Clubs schließen wegen Corona
Aktuell, Kultur

aus is‘ – bekannte Münchner Clubs machen erstmal dicht

Sophie Reuel

Harry Klein, Bahnwärter Thiel, Blitz – die Liste, der Clubs die ihre Tore schließen, wächst heute stündlich. So ganz genau beschreiben kann man gar nicht, was den Münchner*innen gerade im Kopf herumschwirrt. Klar ist, dass sich das Leben in München die nächsten Wochen ändern wird. Kitas und Schulen machen zu, Großveranstaltungen werden abgesagt. Deutschlands bekanntester Virologe, Christian Drosten, hat gestern in seinem täglichen NDR Corona-Update an die jungen Menschen appelliert. Man solle daheim bleiben, lieber eine Serie schauen und Veranstaltungen, die nur zum Spaß dienen, meiden. Das heißt, es hat sich erstmal ausgefeiert.

Offiziell gibt es für Clubs noch kein Verbot oder eine Anweisung, dass sie zusperren sollen. Die ersten Münchner Clubs reagieren trotzdem. Wir haben mal nachgefragt, was es bedeutet, wenn das Harry Klein & Bahnwärter Thiel die Türen schließen.
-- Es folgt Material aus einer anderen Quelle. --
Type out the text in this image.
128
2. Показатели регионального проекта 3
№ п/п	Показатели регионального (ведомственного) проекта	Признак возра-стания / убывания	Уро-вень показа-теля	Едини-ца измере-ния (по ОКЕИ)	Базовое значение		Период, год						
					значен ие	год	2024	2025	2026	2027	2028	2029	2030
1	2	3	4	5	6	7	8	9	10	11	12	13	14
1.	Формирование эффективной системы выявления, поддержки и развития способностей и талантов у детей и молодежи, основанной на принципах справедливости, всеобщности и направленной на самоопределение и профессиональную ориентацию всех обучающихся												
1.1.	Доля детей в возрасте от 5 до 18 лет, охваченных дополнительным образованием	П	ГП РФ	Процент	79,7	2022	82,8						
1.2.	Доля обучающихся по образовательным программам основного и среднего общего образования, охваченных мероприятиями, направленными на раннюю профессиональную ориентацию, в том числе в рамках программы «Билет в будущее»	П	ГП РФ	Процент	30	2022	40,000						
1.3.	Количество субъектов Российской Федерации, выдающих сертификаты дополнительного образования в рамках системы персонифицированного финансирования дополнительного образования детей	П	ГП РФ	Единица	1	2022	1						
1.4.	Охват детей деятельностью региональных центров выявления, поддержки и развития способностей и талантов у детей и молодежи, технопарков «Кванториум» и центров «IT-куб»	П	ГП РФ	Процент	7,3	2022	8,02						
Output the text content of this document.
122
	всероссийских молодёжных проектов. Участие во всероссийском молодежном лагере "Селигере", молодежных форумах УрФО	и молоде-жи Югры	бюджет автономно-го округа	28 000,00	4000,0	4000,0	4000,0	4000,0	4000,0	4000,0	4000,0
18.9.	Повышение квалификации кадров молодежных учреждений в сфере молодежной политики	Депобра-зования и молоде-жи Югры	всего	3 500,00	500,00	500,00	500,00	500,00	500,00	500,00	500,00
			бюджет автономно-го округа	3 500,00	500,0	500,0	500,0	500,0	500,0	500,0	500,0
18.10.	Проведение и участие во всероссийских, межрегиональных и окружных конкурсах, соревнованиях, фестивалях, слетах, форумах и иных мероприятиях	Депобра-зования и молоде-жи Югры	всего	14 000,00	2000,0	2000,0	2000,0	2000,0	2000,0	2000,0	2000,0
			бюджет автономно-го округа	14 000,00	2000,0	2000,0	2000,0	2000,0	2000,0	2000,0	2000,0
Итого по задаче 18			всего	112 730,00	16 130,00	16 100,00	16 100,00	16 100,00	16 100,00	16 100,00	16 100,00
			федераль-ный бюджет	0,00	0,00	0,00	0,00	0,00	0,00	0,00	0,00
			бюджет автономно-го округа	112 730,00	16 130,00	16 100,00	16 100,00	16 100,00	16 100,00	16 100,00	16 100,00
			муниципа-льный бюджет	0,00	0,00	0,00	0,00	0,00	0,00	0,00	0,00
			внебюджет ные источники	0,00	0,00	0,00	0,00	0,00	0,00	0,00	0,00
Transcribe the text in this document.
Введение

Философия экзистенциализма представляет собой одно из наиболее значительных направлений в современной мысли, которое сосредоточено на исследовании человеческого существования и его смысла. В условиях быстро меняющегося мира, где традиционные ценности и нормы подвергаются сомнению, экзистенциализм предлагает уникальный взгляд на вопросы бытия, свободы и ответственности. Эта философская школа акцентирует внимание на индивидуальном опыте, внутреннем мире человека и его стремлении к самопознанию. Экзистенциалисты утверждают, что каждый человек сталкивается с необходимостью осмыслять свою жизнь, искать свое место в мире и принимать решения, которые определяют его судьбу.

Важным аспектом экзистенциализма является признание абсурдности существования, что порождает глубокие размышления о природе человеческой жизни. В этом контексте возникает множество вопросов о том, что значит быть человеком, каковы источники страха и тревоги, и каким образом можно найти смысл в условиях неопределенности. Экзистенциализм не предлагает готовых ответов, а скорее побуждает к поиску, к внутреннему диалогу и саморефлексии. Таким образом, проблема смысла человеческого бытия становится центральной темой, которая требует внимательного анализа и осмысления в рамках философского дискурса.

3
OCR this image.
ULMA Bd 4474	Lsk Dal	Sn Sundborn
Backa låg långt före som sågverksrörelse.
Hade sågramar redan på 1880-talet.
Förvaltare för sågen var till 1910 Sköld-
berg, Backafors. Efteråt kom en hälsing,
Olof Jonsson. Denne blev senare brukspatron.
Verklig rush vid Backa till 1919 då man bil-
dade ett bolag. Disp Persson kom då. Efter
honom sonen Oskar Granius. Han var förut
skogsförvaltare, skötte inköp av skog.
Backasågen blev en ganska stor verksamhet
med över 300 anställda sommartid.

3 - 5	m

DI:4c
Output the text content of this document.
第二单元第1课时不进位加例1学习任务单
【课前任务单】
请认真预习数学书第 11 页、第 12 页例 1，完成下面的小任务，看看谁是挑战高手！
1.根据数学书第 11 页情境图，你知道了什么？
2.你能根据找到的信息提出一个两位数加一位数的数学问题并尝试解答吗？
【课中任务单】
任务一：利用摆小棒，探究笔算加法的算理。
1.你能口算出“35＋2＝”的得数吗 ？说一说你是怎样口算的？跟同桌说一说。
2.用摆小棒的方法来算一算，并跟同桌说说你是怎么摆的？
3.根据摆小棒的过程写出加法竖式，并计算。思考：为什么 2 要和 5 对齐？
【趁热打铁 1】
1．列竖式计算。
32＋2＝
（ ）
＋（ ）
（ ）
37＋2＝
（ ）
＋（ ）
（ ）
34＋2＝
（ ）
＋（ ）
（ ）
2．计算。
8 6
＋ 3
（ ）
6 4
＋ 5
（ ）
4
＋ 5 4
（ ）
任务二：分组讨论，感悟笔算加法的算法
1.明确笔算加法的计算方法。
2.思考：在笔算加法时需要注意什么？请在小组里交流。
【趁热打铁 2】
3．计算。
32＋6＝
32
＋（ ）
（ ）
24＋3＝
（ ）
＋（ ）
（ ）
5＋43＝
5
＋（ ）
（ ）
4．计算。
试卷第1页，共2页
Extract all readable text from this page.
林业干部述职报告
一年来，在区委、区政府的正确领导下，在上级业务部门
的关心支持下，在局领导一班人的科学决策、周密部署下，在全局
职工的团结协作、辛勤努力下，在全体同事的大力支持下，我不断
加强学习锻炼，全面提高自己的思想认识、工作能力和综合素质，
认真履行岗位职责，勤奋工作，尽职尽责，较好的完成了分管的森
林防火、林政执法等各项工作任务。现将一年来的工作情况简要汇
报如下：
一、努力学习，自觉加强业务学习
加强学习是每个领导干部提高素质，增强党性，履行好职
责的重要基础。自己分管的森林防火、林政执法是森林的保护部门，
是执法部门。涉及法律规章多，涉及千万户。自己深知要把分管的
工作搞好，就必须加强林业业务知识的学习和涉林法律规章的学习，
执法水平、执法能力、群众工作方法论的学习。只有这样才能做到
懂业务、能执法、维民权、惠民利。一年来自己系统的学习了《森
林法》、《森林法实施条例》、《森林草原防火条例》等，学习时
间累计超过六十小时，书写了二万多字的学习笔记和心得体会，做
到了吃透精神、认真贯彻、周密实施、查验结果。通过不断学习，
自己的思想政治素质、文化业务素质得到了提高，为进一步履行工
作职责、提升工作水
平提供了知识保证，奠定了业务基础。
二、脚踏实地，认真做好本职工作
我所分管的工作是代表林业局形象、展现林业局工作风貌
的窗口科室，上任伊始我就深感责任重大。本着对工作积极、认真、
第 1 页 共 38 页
„Wir machen zu, es ist eher präventiv“

Münchens derzeit innovativster Gastronom, Daniel Hahn, erklärt den Schritt damit, dass er sich als Veranstalter auch in einer gesellschaftlichen Verantwortung sehe. „Wir wollen uns später selbst keine Vorwürfe machen“, betont Daniel Hahn, Betreiber von Bahnwärter Thiel, Minna Thiel und Alte Utting. Er geht nicht davon aus, dass sich die Situation bald ändern wird. „Ich befürchte, dass es Monate dauert“, sagt Daniel Hahn uns am Telefon. Während der Bahnwärter Thiel komplett schließt, bleiben Alte Utting und Minna Thiel zumindest für die Gastro geöffnet. Jedoch findet das auf Facebook angekündigte Event in der Alten Utting nicht statt.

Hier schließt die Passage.